Would you believe me if I said I did NOT make these because it's almost Valentine's Day?

You should, even though I thought it was a neat coincidence.

I made these for the soft launch of a new food truck, Yume Burger, that my co-worker hosted. Since the event was that evening, I needed a recipe in which I already had most of the ingredients on hand. I first settled on a chocolate thumbprint with cream cheese center, but since I had whipped cream cheese instead of the solid block, I consulted the Interwebs to see if I could still use my standard cream cheese icing recipe.

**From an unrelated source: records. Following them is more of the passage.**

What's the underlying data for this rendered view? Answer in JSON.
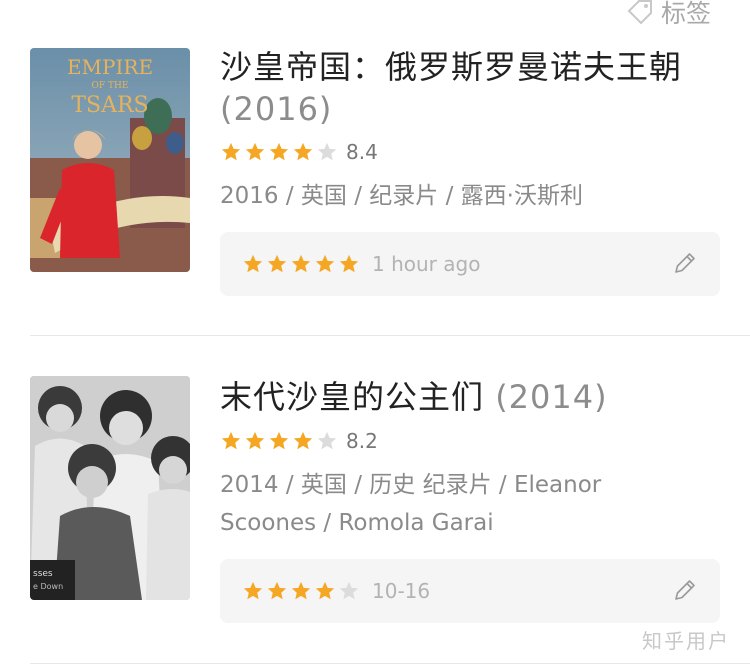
{
  "header": {
    "tag_label": "标签"
  },
  "items": [
    {
      "title": "沙皇帝国：俄罗斯罗曼诺夫王朝",
      "year": "(2016)",
      "rating_stars": 4,
      "score": "8.4",
      "meta": "2016 / 英国 / 纪录片 / 露西·沃斯利",
      "poster_text": {
        "line1": "EMPIRE",
        "line2": "OF THE",
        "line3": "TSARS"
      },
      "my_rating_stars": 5,
      "my_time": "1 hour ago"
    },
    {
      "title": "末代沙皇的公主们",
      "year": "(2014)",
      "rating_stars": 4,
      "score": "8.2",
      "meta": "2014 / 英国 / 历史 纪录片 / Eleanor Scoones / Romola Garai",
      "poster_text": {
        "line1": "sses",
        "line2": "e Down"
      },
      "my_rating_stars": 4,
      "my_time": "10-16"
    }
  ],
  "watermark": "知乎用户",
  "colors": {
    "star": "#f5a623",
    "star_empty": "#dcdcdc",
    "box_bg": "#f5f5f5"
  }
}
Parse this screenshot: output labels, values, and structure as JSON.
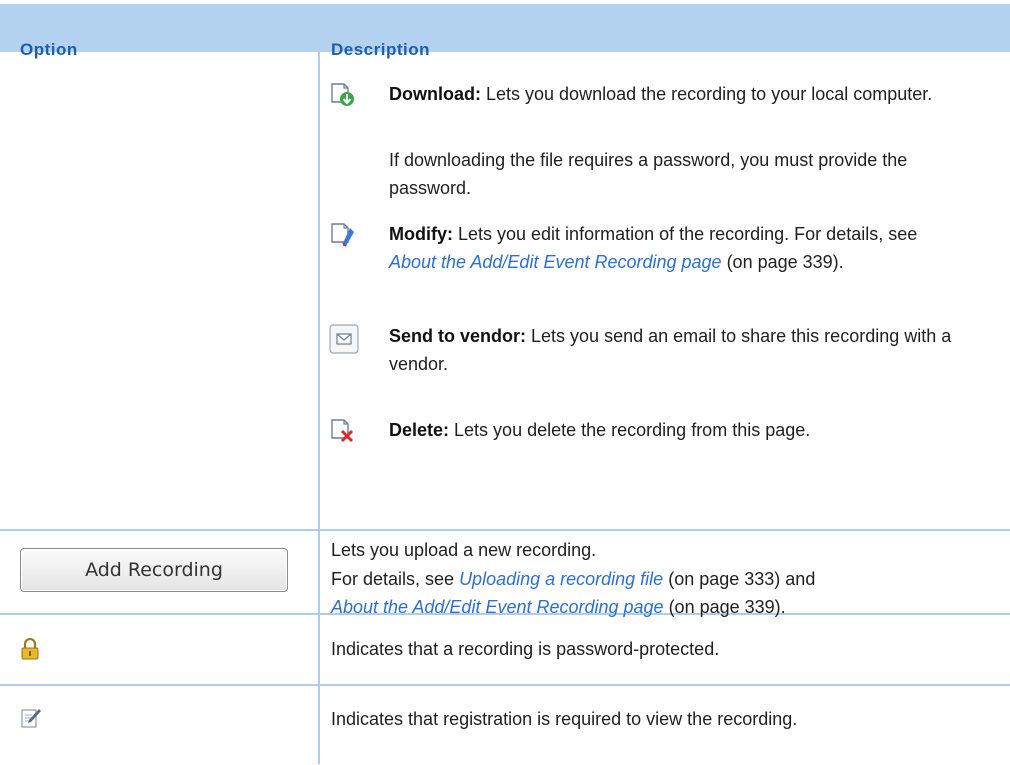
{
  "header": {
    "option": "Option",
    "description": "Description"
  },
  "rows": {
    "download": {
      "title": "Download:",
      "text": " Lets you download the recording to your local computer.",
      "note": "If downloading the file requires a password, you must provide the password.",
      "icon": "download-icon"
    },
    "modify": {
      "title": "Modify:",
      "text": " Lets you edit information of the recording. For details, see ",
      "link": "About the Add/Edit Event Recording page",
      "page": " (on page 339).",
      "icon": "modify-icon"
    },
    "send": {
      "title": "Send to vendor:",
      "text": " Lets you send an email to share this recording with a vendor.",
      "icon": "envelope-icon"
    },
    "delete": {
      "title": "Delete:",
      "text": " Lets you delete the recording from this page.",
      "icon": "delete-icon"
    },
    "add": {
      "button": "Add Recording",
      "text1": "Lets you upload a new recording.",
      "text2_pre": "For details, see ",
      "link1": "Uploading a recording file",
      "text2_mid": " (on page 333) and",
      "link2": "About the Add/Edit Event Recording page",
      "text2_end": " (on page 339)."
    },
    "password": {
      "text": "Indicates that a recording is password-protected.",
      "icon": "lock-icon"
    },
    "registration": {
      "text": "Indicates that registration is required to view the recording.",
      "icon": "registration-icon"
    }
  }
}
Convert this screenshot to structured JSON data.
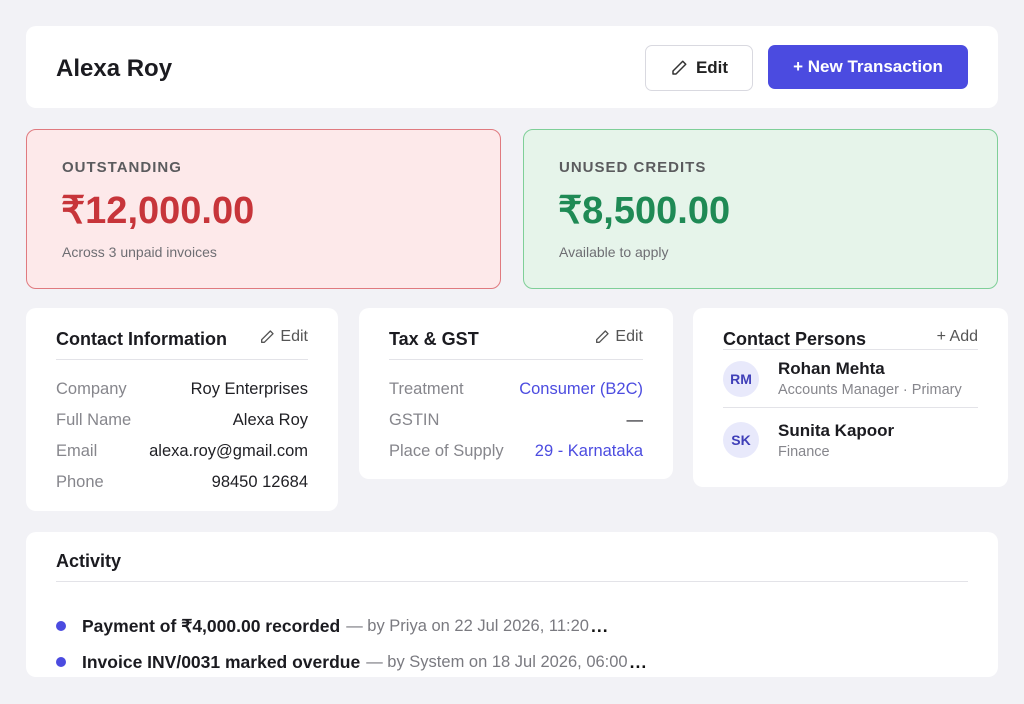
{
  "header": {
    "name": "Alexa Roy",
    "edit_label": "Edit",
    "new_transaction_label": "+ New Transaction",
    "accent_color": "#4b4be0"
  },
  "summary": {
    "outstanding": {
      "label": "OUTSTANDING",
      "amount": "₹12,000.00",
      "note": "Across 3 unpaid invoices",
      "color": "#c7353a"
    },
    "credits": {
      "label": "UNUSED CREDITS",
      "amount": "₹8,500.00",
      "note": "Available to apply",
      "color": "#1f8a55"
    }
  },
  "contact_info": {
    "title": "Contact Information",
    "edit_label": "Edit",
    "edit_icon": "pencil-icon",
    "rows": [
      {
        "label": "Company",
        "value": "Roy Enterprises"
      },
      {
        "label": "Full Name",
        "value": "Alexa Roy"
      },
      {
        "label": "Email",
        "value": "alexa.roy@gmail.com"
      },
      {
        "label": "Phone",
        "value": "98450 12684"
      }
    ]
  },
  "tax_gst": {
    "title": "Tax & GST",
    "edit_label": "Edit",
    "rows": [
      {
        "label": "Treatment",
        "value": "Consumer (B2C)"
      },
      {
        "label": "GSTIN",
        "value": "—"
      },
      {
        "label": "Place of Supply",
        "value": "29 - Karnataka"
      }
    ]
  },
  "contact_persons": {
    "title": "Contact Persons",
    "add_label": "+ Add",
    "people": [
      {
        "initials": "RM",
        "name": "Rohan Mehta",
        "role": "Accounts Manager · Primary"
      },
      {
        "initials": "SK",
        "name": "Sunita Kapoor",
        "role": "Finance"
      }
    ]
  },
  "activity": {
    "title": "Activity",
    "items": [
      {
        "text": "Payment of ₹4,000.00 recorded",
        "meta": "— by Priya on 22 Jul 2026, 11:20",
        "more": "..."
      },
      {
        "text": "Invoice INV/0031 marked overdue",
        "meta": "— by System on 18 Jul 2026, 06:00",
        "more": "..."
      }
    ]
  }
}
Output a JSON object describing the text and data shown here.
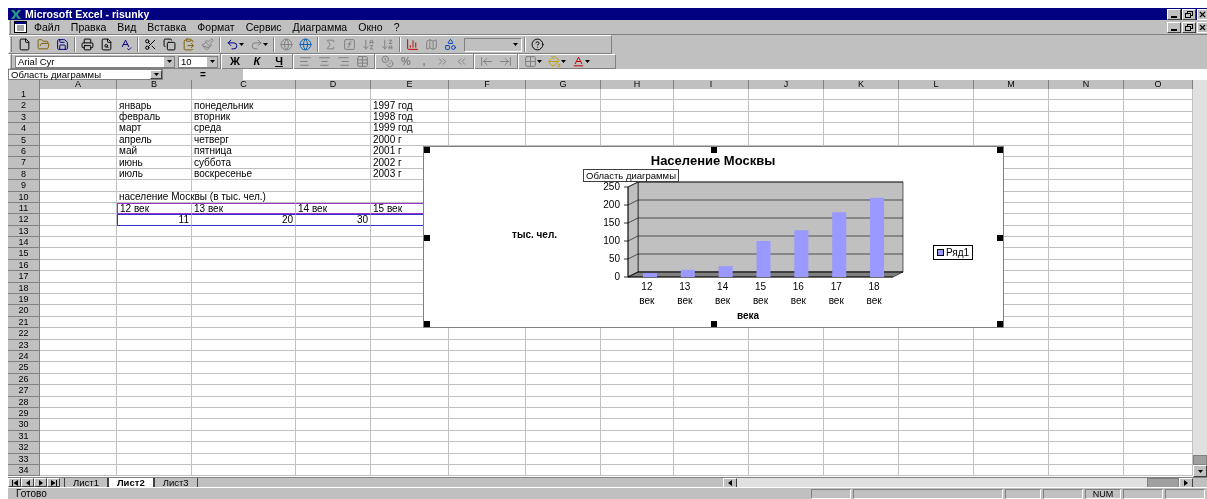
{
  "window": {
    "title": "Microsoft Excel - risunky"
  },
  "menu": [
    "Файл",
    "Правка",
    "Вид",
    "Вставка",
    "Формат",
    "Сервис",
    "Диаграмма",
    "Окно",
    "?"
  ],
  "formatting": {
    "font": "Arial Cyr",
    "size": "10",
    "style_buttons": [
      "Ж",
      "К",
      "Ч"
    ],
    "number_buttons": [
      "%",
      ","
    ]
  },
  "name_box": "Область диаграммы",
  "formula_button": "=",
  "columns": [
    "A",
    "B",
    "C",
    "D",
    "E",
    "F",
    "G",
    "H",
    "I",
    "J",
    "K",
    "L",
    "M",
    "N",
    "O"
  ],
  "rows": [
    {
      "number": "1"
    },
    {
      "number": "2",
      "kind": "text",
      "cells": [
        null,
        "январь",
        "понедельник",
        null,
        "1997 год"
      ]
    },
    {
      "number": "3",
      "kind": "text",
      "cells": [
        null,
        "февраль",
        "вторник",
        null,
        "1998 год"
      ]
    },
    {
      "number": "4",
      "kind": "text",
      "cells": [
        null,
        "март",
        "среда",
        null,
        "1999 год"
      ]
    },
    {
      "number": "5",
      "kind": "text",
      "cells": [
        null,
        "апрель",
        "четверг",
        null,
        "2000 г"
      ]
    },
    {
      "number": "6",
      "kind": "text",
      "cells": [
        null,
        "май",
        "пятница",
        null,
        "2001 г"
      ]
    },
    {
      "number": "7",
      "kind": "text",
      "cells": [
        null,
        "июнь",
        "суббота",
        null,
        "2002 г"
      ]
    },
    {
      "number": "8",
      "kind": "text",
      "cells": [
        null,
        "июль",
        "воскресенье",
        null,
        "2003 г"
      ]
    },
    {
      "number": "9"
    },
    {
      "number": "10",
      "kind": "text",
      "cells": [
        null,
        "население Москвы (в тыс. чел.)"
      ]
    },
    {
      "number": "11",
      "kind": "text",
      "color": "#9933cc",
      "cells": [
        null,
        "12 век",
        "13 век",
        "14 век",
        "15 век"
      ]
    },
    {
      "number": "12",
      "kind": "number",
      "color": "#3333cc",
      "cells": [
        null,
        "11",
        "20",
        "30"
      ]
    },
    {
      "number": "13"
    },
    {
      "number": "14"
    },
    {
      "number": "15"
    },
    {
      "number": "16"
    },
    {
      "number": "17"
    },
    {
      "number": "18"
    },
    {
      "number": "19"
    },
    {
      "number": "20"
    },
    {
      "number": "21"
    },
    {
      "number": "22"
    },
    {
      "number": "23"
    },
    {
      "number": "24"
    },
    {
      "number": "25"
    },
    {
      "number": "26"
    },
    {
      "number": "27"
    },
    {
      "number": "28"
    },
    {
      "number": "29"
    },
    {
      "number": "30"
    },
    {
      "number": "31"
    },
    {
      "number": "32"
    },
    {
      "number": "33"
    },
    {
      "number": "34"
    }
  ],
  "chart": {
    "tooltip": "Область диаграммы",
    "chart_data": {
      "type": "bar",
      "title": "Население Москвы",
      "xlabel": "века",
      "ylabel": "тыс. чел.",
      "categories": [
        "12 век",
        "13 век",
        "14 век",
        "15 век",
        "16 век",
        "17 век",
        "18 век"
      ],
      "series": [
        {
          "name": "Ряд1",
          "color": "#9999ff",
          "values": [
            11,
            20,
            30,
            100,
            130,
            180,
            220
          ]
        }
      ],
      "ylim": [
        0,
        250
      ],
      "yticks": [
        0,
        50,
        100,
        150,
        200,
        250
      ]
    }
  },
  "sheet_tabs": [
    {
      "label": "Лист1",
      "selected": false
    },
    {
      "label": "Лист2",
      "selected": true
    },
    {
      "label": "Лист3",
      "selected": false
    }
  ],
  "status_bar": {
    "text": "Готово",
    "indicators": [
      "NUM"
    ]
  }
}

Upon typing "cream cheese" in the Google search bar, red velvet recipes popped up everywhere. Thus I got the idea to make my chocolate cookies red! I skipped the thumbprint idea after seeing how beautiful and cracked they came out and decided just to add a dollop of icing and some red sprinkles.















And whatever, they are cute and perfect for Valentine's Day.
















Red Velvet Cookies w/ Cream Cheese Icing Recipe:
  • 1 1/2 cups all-purpose flour
  • 1/4 cup cocoa powder
  • 1/2 tsp baking soda
  • 1/4 tsp salt
  • 1/2 cup oil
  • 1/2 cup light brown sugar
  • 1/2 cup granulated sugar
  • 1 extra large egg (if you only have a large egg, the dough might be too crumbly so add 1 tbsp of milk)
  • 1 tbsp red food coloring
  • 1 tsp vanilla
  • 1 tsp distilled white vinegar


  • 2 cups powdered sugar
  • 8 oz whipped cream cheese
  • 4 tbsp butter or margarine
  • 1 tsp vanilla
  • 1/3 cup milk
  • Mix all together until smooth. Add more or less of any ingredient depending on your taste/consistency preference (I wanted something a little more like icing than frosting, so I added milk).

Preheat oven to 325 degrees Fahrenheit. Combine dry ingredients in a small bowl. In large bowl, combine oil and sugars. Beat until well combined. Add egg and mix until incorporated. Add in food coloring, vanilla and vinegar and combine. Finally, gently beat in the dry ingredients until all incorporated well. Roll tsp size balls in the palm of your hand and place on a greased baking sheet. These spread a little, so make sure they have room on the pan. I baked mine for about 12 minutes and I think they came out a little too hard. I would shoot for 8-10 minutes. Let cool completely and then top with icing and sprinkles!

Recipe makes about 2 1/2 dozen.

1 comment:

  1. those are beautiful cookies. looks delicious!